Saddam Hussein’s Iraq
At the end of 2010 the UN Security Council voted to lift the vast majority of sanctions imposed on Iraq during the era of Saddam Hussein. It was quite a journey from 1991 – when Hussein first dispatched his forces across the Iraq-Kuwait border – to December 2010 when sanctions were, more or less, lifted. “Iraq is on the cusp of something remarkable – a stable, self-reliant nation,” said US vice president Joe Biden at the time. However, the combination of air attacks on the country and sanctions had a devastating impact on much of the population, with an estimated death toll of infants under the age of five between 700,000 and 880,000. Iraq is a case in point of how many who belonged to its brutal regime could – if they had influence or money – buy their way around many of the measures. “Smart” or “targeted” sanctions were developed against Iraq’s rulers: personal computers, tractors, x-ray equipment for airports and hospitals, irrigation, sewage and water filtration systems, medicine plus cars for personal use; all such items were waved through as opposed to military or “dual-use” goods. Sanctions busting is taken seriously in the UK. In February 2011, two ex-directors of one of the UK’s largest privately-owned companies, bridge building operator Mabey & Johnson Ltd, were both jailed and fined for sanctions offences relating to contracts involving the construction of prefabricated bridges in Iraq. It was discovered that Mabey & Johnson had agreed to pay kickbacks to the Iraqi government to help them win a €4.2m contract for 13 bridges through the Oil-for-Food Programme.

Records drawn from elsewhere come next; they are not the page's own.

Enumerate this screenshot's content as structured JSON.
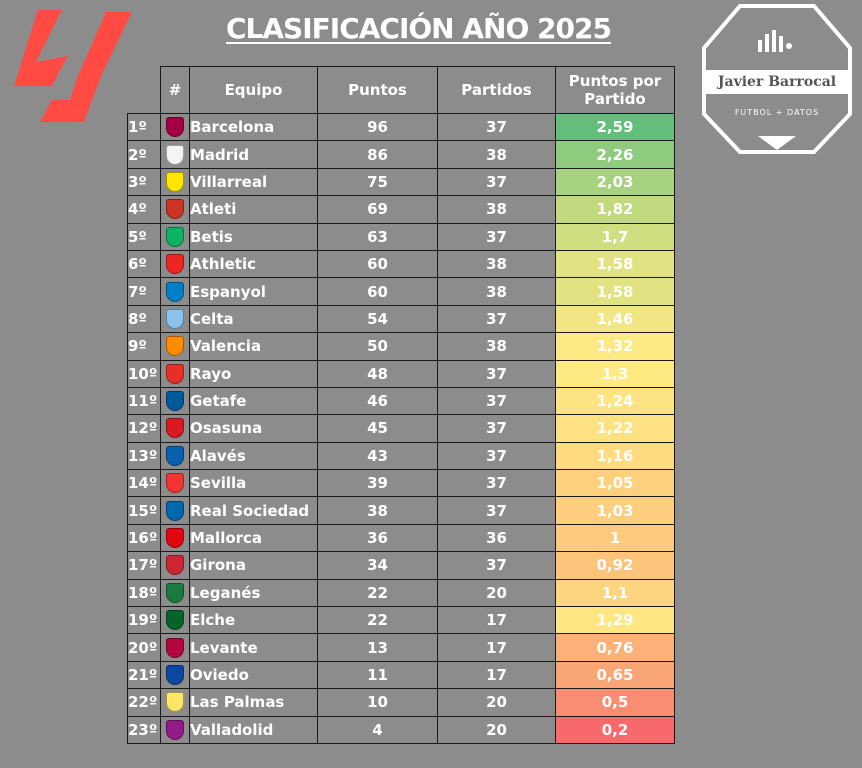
{
  "title": "CLASIFICACIÓN AÑO 2025",
  "brand": {
    "name": "Javier Barrocal",
    "tagline": "FUTBOL + DATOS"
  },
  "headers": {
    "rank": "#",
    "team": "Equipo",
    "points": "Puntos",
    "played": "Partidos",
    "ppg": "Puntos por Partido"
  },
  "rows": [
    {
      "pos": "1º",
      "team": "Barcelona",
      "points": "96",
      "played": "37",
      "ppg": "2,59",
      "color": "#63be7b",
      "crest": "barcelona-crest-icon",
      "crest_color": "#a50044"
    },
    {
      "pos": "2º",
      "team": "Madrid",
      "points": "86",
      "played": "38",
      "ppg": "2,26",
      "color": "#8ecb7e",
      "crest": "real-madrid-crest-icon",
      "crest_color": "#f4f4f4"
    },
    {
      "pos": "3º",
      "team": "Villarreal",
      "points": "75",
      "played": "37",
      "ppg": "2,03",
      "color": "#a7d27f",
      "crest": "villarreal-crest-icon",
      "crest_color": "#ffe500"
    },
    {
      "pos": "4º",
      "team": "Atleti",
      "points": "69",
      "played": "38",
      "ppg": "1,82",
      "color": "#c1da80",
      "crest": "atletico-crest-icon",
      "crest_color": "#cb3524"
    },
    {
      "pos": "5º",
      "team": "Betis",
      "points": "63",
      "played": "37",
      "ppg": "1,7",
      "color": "#d0de81",
      "crest": "betis-crest-icon",
      "crest_color": "#0bb363"
    },
    {
      "pos": "6º",
      "team": "Athletic",
      "points": "60",
      "played": "38",
      "ppg": "1,58",
      "color": "#e1e282",
      "crest": "athletic-crest-icon",
      "crest_color": "#ee2523"
    },
    {
      "pos": "7º",
      "team": "Espanyol",
      "points": "60",
      "played": "38",
      "ppg": "1,58",
      "color": "#e1e282",
      "crest": "espanyol-crest-icon",
      "crest_color": "#007fc8"
    },
    {
      "pos": "8º",
      "team": "Celta",
      "points": "54",
      "played": "37",
      "ppg": "1,46",
      "color": "#f1e683",
      "crest": "celta-crest-icon",
      "crest_color": "#8ac3ee"
    },
    {
      "pos": "9º",
      "team": "Valencia",
      "points": "50",
      "played": "38",
      "ppg": "1,32",
      "color": "#fde983",
      "crest": "valencia-crest-icon",
      "crest_color": "#ff8c00"
    },
    {
      "pos": "10º",
      "team": "Rayo",
      "points": "48",
      "played": "37",
      "ppg": "1,3",
      "color": "#fee983",
      "crest": "rayo-crest-icon",
      "crest_color": "#e53027"
    },
    {
      "pos": "11º",
      "team": "Getafe",
      "points": "46",
      "played": "37",
      "ppg": "1,24",
      "color": "#fee382",
      "crest": "getafe-crest-icon",
      "crest_color": "#005999"
    },
    {
      "pos": "12º",
      "team": "Osasuna",
      "points": "45",
      "played": "37",
      "ppg": "1,22",
      "color": "#fee182",
      "crest": "osasuna-crest-icon",
      "crest_color": "#d91a21"
    },
    {
      "pos": "13º",
      "team": "Alavés",
      "points": "43",
      "played": "37",
      "ppg": "1,16",
      "color": "#fedb81",
      "crest": "alaves-crest-icon",
      "crest_color": "#0761af"
    },
    {
      "pos": "14º",
      "team": "Sevilla",
      "points": "39",
      "played": "37",
      "ppg": "1,05",
      "color": "#fdd07e",
      "crest": "sevilla-crest-icon",
      "crest_color": "#f43333"
    },
    {
      "pos": "15º",
      "team": "Real Sociedad",
      "points": "38",
      "played": "37",
      "ppg": "1,03",
      "color": "#fdce7e",
      "crest": "real-sociedad-crest-icon",
      "crest_color": "#0067b1"
    },
    {
      "pos": "16º",
      "team": "Mallorca",
      "points": "36",
      "played": "36",
      "ppg": "1",
      "color": "#fdcb7d",
      "crest": "mallorca-crest-icon",
      "crest_color": "#e20613"
    },
    {
      "pos": "17º",
      "team": "Girona",
      "points": "34",
      "played": "37",
      "ppg": "0,92",
      "color": "#fcc37b",
      "crest": "girona-crest-icon",
      "crest_color": "#cd2534"
    },
    {
      "pos": "18º",
      "team": "Leganés",
      "points": "22",
      "played": "20",
      "ppg": "1,1",
      "color": "#fed57f",
      "crest": "leganes-crest-icon",
      "crest_color": "#1b7a3e"
    },
    {
      "pos": "19º",
      "team": "Elche",
      "points": "22",
      "played": "17",
      "ppg": "1,29",
      "color": "#fee683",
      "crest": "elche-crest-icon",
      "crest_color": "#05642c"
    },
    {
      "pos": "20º",
      "team": "Levante",
      "points": "13",
      "played": "17",
      "ppg": "0,76",
      "color": "#fbb178",
      "crest": "levante-crest-icon",
      "crest_color": "#b4053f"
    },
    {
      "pos": "21º",
      "team": "Oviedo",
      "points": "11",
      "played": "17",
      "ppg": "0,65",
      "color": "#faa575",
      "crest": "oviedo-crest-icon",
      "crest_color": "#0d47a1"
    },
    {
      "pos": "22º",
      "team": "Las Palmas",
      "points": "10",
      "played": "20",
      "ppg": "0,5",
      "color": "#f98d72",
      "crest": "las-palmas-crest-icon",
      "crest_color": "#ffe667"
    },
    {
      "pos": "23º",
      "team": "Valladolid",
      "points": "4",
      "played": "20",
      "ppg": "0,2",
      "color": "#f8696b",
      "crest": "valladolid-crest-icon",
      "crest_color": "#921b88"
    }
  ]
}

Thomas Jefferson’s trade problem
Trade sanctions were deployed as far back as the 18th century when US President Jefferson established an embargo – at the time called ‘discriminatory duties’ – on all US trade with Europe to protest against attacks on US merchant ships. Like so many sanctions, it proved ineffectual – and dramatically curbed US trade in commercial centres like New York and Philadelphia. Both suffered profoundly as a consequence. In fact, the reduction of America’s cotton exports was actually welcomed by many UK merchants, many of whom had warehouses packed-to-bursting with US cotton; previous oversupply fears were promptly wiped out. By early 1809 the US Embargo Act was lifted and trade with all ports was resumed – except with Britain and France.